As soon as we realize, some time later this year, that everything we marvel at for being “the tangible virtual” is little more than an intriguing oxymoron (i.e. a poetic illusion) we will discover a need for something that would more appropriately be called the “tangible real” accompanied by a tangible virtual subtext, opening the gates of a new type of creativity rooted in the desire for the real rather than the desire to escape it. The historically minded may already have noticed that the tangible real coupled with the tangible virtual has been missing in our civilization since at least the 18th century, a period in which taverns, coffee houses, theatres and salons still actually encouraged people both to define and adapt to an intellectual environment created in common but spread and shared far beyond the local. The social intellect was subsequently corralled into universities as formal education, after laying the bricks of its buildings, laid the brakes on social learning and any kind of authentic intelligent (rather than intellectual) culture. This model needs to be dismantled and replaced, but don’t count on Starbucks or Second Life to take us there! In 2008 we will begin to see that Second Life is more like Second Wife, an object of fantasy (power and libido) that momentarily fulfils the individual while stifling communities by abolishing what is genuinely common or relegating it to the background. Second Life could be compared to an inflatable doll we fill with our own hot vapors (isn't that literally what we do with the avatars?). Of course it does serve a purpose in our global economy and culture (just as spam does) and so will continue to survive, but I don’t believe it defines our future in any serious way.
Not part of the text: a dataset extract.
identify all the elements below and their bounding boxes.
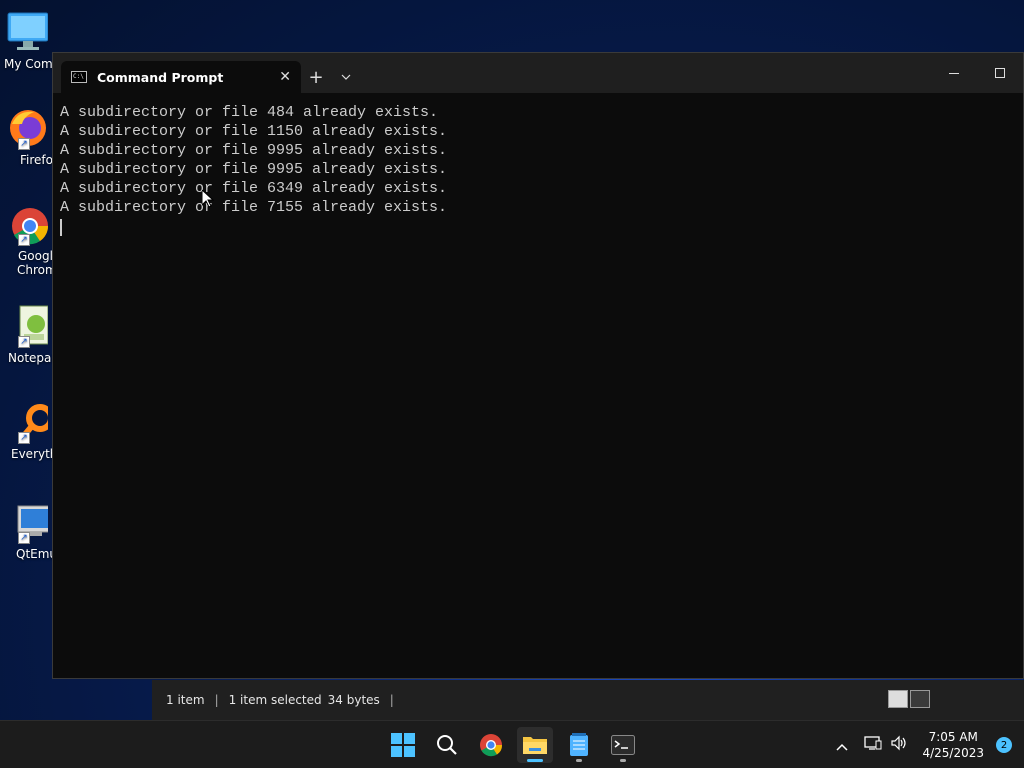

In conclusion, if this is a truly a period of change, as I think it is, that means we will be changing not only our ways of doing things but also our ways of thinking about change itself, and that applies to everyone including experts, thought leaders and fortune-tellers. We’d all like to be right in our predictions, but if we are tending towards something truly social, the result simply won’t resemble anything we individuals can imagine, however good we may be at analysing trends. Mainly because we all tend to reason like bankers, in terms of linear curves or market analysts in terms of product life cycles. After all, some of us still remember John Chambers’ “rounding error”, which with hindsight should be a sobering reminder of the value of "informed forecasting".